Turkish investigators have identified 131 people of interest in a wide-ranging probe into the catastrophe, handing out 113 arrest warrants, Fuat Oktay, vice-president, said in a press conference early on Sunday. Several people have already been detained, according to state-run media.
The inquiry, which is being led by almost 150 local prosecutors’ offices, is the latest sign of how Turkish president Recep Tayyip Erdoğan is attempting to address mounting criticism over lax enforcement of building standards, which many seismology and civil-engineering experts say substantially worsened the toll from last Monday’s 7.8 magnitude earthquake.
The disaster comes just three months before elections that analysts expect to be Erdoğan’s toughest in his two decades in power.
At least 1mn individual units have been damaged by the earthquake, and a series of aftershocks that followed, said Murat Kurum, Turkish environment and urban planning minister, whose teams have so far scoured more than 17,000 buildings.
The death toll in Turkey reached 29,605 on Sunday, according to the country’s crisis management agency.

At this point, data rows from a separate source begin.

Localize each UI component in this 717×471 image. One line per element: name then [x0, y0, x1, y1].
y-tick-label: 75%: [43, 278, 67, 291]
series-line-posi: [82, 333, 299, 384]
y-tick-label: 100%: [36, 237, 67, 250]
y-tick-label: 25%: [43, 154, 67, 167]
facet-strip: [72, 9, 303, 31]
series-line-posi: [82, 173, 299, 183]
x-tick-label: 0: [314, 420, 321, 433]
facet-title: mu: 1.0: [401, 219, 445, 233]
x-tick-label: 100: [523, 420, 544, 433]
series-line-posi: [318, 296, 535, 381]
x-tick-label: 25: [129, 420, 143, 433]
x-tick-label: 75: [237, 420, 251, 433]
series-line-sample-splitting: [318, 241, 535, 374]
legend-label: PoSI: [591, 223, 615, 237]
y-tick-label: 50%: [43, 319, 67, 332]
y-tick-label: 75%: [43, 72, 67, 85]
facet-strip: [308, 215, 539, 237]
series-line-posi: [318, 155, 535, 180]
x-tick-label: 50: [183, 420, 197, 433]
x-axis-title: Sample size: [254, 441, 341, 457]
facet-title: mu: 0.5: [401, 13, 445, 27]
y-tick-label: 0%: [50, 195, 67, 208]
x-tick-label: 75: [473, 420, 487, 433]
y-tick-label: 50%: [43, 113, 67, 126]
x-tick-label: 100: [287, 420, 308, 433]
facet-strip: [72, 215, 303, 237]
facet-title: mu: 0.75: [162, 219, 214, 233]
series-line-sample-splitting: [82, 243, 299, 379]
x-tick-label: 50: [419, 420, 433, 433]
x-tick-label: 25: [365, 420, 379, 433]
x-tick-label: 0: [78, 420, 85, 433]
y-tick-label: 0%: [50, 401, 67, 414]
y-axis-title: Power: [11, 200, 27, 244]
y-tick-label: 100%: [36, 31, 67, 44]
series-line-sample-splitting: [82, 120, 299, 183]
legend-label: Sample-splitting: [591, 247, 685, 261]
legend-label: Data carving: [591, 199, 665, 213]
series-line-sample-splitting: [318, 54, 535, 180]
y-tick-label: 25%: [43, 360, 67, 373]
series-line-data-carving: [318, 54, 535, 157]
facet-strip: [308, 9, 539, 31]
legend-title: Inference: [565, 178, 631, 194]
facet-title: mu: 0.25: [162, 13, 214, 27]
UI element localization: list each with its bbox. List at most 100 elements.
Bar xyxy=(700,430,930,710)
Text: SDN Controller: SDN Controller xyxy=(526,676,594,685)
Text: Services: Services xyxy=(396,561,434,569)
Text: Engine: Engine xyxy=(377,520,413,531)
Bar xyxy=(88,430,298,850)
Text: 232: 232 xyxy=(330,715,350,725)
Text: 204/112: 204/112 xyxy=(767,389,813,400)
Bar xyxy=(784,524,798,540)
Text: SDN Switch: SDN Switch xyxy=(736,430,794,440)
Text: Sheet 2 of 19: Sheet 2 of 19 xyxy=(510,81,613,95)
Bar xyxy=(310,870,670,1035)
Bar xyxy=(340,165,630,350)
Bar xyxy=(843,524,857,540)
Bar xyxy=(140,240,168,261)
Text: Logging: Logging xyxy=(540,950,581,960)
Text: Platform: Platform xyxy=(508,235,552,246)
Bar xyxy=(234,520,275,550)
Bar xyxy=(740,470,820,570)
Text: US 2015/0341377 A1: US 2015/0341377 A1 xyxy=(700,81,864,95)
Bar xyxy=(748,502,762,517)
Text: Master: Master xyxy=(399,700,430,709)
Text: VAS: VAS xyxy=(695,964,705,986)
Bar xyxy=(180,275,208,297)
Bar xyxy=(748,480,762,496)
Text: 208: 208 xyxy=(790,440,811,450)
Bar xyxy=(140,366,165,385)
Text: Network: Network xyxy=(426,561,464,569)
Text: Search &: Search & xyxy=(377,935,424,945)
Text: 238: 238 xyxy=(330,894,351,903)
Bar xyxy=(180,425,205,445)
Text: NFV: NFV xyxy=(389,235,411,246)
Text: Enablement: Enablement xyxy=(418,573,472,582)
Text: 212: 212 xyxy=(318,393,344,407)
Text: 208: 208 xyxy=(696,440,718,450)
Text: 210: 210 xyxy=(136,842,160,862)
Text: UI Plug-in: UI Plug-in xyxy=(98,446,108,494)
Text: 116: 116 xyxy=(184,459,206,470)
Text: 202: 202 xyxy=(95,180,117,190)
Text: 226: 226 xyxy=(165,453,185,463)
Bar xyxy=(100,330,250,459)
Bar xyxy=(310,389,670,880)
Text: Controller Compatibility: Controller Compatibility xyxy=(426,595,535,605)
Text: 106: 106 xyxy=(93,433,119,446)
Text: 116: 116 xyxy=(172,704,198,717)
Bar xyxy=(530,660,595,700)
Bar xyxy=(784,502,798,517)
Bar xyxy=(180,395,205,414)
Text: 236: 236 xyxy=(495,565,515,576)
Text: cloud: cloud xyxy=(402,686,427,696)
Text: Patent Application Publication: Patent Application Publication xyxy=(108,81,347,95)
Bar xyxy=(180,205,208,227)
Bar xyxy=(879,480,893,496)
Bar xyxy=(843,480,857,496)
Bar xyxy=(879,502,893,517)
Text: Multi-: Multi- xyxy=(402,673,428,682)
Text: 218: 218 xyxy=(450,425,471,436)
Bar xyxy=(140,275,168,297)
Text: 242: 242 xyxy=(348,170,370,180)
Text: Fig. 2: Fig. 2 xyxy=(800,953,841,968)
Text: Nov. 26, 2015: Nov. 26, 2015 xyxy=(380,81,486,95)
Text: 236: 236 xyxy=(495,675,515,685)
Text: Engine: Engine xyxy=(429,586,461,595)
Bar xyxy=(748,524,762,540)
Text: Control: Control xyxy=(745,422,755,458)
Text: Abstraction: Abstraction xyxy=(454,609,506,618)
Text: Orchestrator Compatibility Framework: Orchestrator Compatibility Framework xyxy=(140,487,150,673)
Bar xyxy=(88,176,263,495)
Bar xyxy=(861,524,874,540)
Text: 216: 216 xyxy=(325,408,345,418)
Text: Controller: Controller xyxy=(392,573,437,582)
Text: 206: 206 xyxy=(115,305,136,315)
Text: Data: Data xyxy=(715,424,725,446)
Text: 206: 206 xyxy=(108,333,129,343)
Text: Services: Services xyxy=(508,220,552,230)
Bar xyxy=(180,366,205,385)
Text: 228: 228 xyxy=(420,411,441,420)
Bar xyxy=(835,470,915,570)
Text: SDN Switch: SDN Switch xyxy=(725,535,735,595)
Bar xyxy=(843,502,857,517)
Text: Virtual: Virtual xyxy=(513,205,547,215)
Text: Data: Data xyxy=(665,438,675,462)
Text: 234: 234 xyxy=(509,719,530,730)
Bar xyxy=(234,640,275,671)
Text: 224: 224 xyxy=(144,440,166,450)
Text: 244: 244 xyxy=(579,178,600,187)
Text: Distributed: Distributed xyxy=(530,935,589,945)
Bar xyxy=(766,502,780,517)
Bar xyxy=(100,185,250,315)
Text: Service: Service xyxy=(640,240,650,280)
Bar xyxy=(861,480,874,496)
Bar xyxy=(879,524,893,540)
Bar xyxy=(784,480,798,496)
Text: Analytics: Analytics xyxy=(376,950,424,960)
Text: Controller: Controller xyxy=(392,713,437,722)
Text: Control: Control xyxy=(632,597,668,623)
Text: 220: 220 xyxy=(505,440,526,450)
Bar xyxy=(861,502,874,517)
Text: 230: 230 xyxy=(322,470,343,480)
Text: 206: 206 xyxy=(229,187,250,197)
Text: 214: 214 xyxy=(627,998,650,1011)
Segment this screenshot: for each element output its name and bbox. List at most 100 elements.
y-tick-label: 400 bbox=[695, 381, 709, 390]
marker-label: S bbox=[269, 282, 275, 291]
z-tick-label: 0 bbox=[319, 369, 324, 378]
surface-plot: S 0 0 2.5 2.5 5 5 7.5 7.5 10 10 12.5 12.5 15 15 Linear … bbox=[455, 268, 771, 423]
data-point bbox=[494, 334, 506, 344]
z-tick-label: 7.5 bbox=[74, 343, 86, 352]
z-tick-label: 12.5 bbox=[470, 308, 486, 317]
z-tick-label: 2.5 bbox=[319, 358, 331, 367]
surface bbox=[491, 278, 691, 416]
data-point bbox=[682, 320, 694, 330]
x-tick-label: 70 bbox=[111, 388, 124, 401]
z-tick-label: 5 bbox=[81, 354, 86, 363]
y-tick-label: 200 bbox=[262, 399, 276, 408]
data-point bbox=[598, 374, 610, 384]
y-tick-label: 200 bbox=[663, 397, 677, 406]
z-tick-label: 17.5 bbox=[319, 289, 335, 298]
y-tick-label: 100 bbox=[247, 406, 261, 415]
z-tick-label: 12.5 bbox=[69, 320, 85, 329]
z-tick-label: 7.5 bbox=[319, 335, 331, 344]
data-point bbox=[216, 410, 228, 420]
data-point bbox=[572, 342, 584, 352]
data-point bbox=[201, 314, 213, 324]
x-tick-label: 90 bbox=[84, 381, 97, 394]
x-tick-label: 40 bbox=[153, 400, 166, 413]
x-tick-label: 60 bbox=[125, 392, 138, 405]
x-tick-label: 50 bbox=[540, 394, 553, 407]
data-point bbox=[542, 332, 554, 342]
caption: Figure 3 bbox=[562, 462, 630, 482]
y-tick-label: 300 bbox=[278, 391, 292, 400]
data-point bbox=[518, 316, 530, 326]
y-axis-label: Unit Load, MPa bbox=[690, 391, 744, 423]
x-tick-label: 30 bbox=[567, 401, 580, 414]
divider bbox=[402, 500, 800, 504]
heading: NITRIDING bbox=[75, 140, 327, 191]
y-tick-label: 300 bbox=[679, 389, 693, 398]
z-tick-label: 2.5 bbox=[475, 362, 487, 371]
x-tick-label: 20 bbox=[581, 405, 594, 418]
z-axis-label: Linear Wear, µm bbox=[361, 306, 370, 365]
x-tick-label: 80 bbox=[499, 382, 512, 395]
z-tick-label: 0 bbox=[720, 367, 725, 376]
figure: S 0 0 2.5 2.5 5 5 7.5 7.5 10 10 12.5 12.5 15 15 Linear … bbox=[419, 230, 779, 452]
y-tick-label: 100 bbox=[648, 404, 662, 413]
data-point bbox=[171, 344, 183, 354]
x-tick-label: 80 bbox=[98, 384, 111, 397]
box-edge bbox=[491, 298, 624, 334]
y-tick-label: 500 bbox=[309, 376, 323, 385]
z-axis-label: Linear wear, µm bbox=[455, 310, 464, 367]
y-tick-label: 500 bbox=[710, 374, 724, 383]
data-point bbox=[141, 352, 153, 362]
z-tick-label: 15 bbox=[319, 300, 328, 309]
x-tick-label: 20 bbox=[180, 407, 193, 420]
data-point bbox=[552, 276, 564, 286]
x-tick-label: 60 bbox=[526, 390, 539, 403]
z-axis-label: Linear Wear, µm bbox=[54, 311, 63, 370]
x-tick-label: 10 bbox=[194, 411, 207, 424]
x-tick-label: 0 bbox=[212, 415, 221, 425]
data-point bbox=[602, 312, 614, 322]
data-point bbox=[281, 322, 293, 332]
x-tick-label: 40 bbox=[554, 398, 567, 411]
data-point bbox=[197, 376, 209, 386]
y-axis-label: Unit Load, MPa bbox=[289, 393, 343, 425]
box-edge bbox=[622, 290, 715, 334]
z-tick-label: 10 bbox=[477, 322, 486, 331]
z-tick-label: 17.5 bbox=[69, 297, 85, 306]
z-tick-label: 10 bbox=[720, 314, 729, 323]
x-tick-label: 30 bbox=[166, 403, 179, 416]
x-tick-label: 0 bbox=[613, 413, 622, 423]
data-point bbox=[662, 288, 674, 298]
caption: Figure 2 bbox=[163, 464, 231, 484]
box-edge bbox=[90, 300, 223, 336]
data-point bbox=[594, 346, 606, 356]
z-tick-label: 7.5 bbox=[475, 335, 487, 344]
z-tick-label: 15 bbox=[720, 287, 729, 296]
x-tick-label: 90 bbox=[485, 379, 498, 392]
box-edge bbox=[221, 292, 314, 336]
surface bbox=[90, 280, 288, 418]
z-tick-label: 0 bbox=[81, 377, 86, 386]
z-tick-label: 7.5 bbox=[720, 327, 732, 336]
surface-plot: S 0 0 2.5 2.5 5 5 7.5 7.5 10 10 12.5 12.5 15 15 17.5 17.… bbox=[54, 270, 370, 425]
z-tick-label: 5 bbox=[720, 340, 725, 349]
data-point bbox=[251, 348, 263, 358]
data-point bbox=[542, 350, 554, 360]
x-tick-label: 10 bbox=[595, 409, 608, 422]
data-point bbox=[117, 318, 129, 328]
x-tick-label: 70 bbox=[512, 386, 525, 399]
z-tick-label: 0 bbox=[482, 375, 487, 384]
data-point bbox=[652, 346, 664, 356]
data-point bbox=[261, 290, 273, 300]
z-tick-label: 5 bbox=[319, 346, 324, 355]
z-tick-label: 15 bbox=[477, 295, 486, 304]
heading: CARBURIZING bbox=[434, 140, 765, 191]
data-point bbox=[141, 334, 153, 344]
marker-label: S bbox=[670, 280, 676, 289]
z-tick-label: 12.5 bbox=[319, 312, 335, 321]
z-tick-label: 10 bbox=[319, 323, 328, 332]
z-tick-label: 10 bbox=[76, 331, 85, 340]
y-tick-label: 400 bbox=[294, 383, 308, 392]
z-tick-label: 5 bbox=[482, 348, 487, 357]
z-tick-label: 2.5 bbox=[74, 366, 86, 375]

In Syria, 3,553 people have died, data from state media in regime-controlled parts of the country and civil defence forces in rebel-held areas showed.
Thousands of rescuers were still attempting to track down survivors with earthmoving equipment being deployed to clear crushed concrete and steel in many areas of the stricken region. Local television, online websites and newspapers showed pictures of survivors being pulled from the rubble after being trapped for 150 hours in freezing cold temperatures, including a seven-year-old boy in the Anatolian city of Adıyaman and an 85-year-old woman in Antakya, Hatay Province.
Traffic jams had formed on roads in and out of Hatay, one of the hardest-hit regions. Trucks brought in supplies and machinery, while residents left to seek shelter in villages with low-rise housing or cities and towns less affected by the disaster. Queues formed at petrol stations on the edge of the province. Makeshift soup kitchens served food at the roadside.
The security situation in parts of the disaster zone remained fraught on Sunday, after some rescue teams suspended operations over concerns for their safety. German rescue workers reported that gunfire was heard amid looting and growing tensions in parts of Hatay.
Schools in the 10 affected Turkish provinces will remain closed until March 1, while those in the rest of the country will reopen on February 20, said education minister Mahmut Özer. Some universities are switching to online learning so dormitories can be used to house survivors.
The international response to the incident has also accelerated. Qatar’s emir Sheikh Tamim bin Hamad al-Thani met Erdoğan on Sunday. Greece’s foreign minister Nikos Dendias travelled to southern Turkey on Sunday along with his Turkish counterpart Mevlüt Çavuşoğlu.
Meanwhile, Germany said it would issue visas to victims of the earthquake. Nancy Faeser, interior minister, told Bild am Sonntag newspaper that the authorities wanted to enable “Turkish or Syrian families in Germany to be able to bring their close relatives from the disaster area, in an unbureaucratic way, so they can have a roof over their heads and receive medical treatment. With regular visas that are distributed quickly and are valid for three months.”
She said the system of providing visas would be set up by the interior and foreign ministries. There are about 3mn ethnic Turks living in Germany, about half of whom have Turkish citizenship. Many of them are the descendants of Gastarbeiter or guest workers who came from Turkey to take jobs in German industry during the 1970s and 1980s.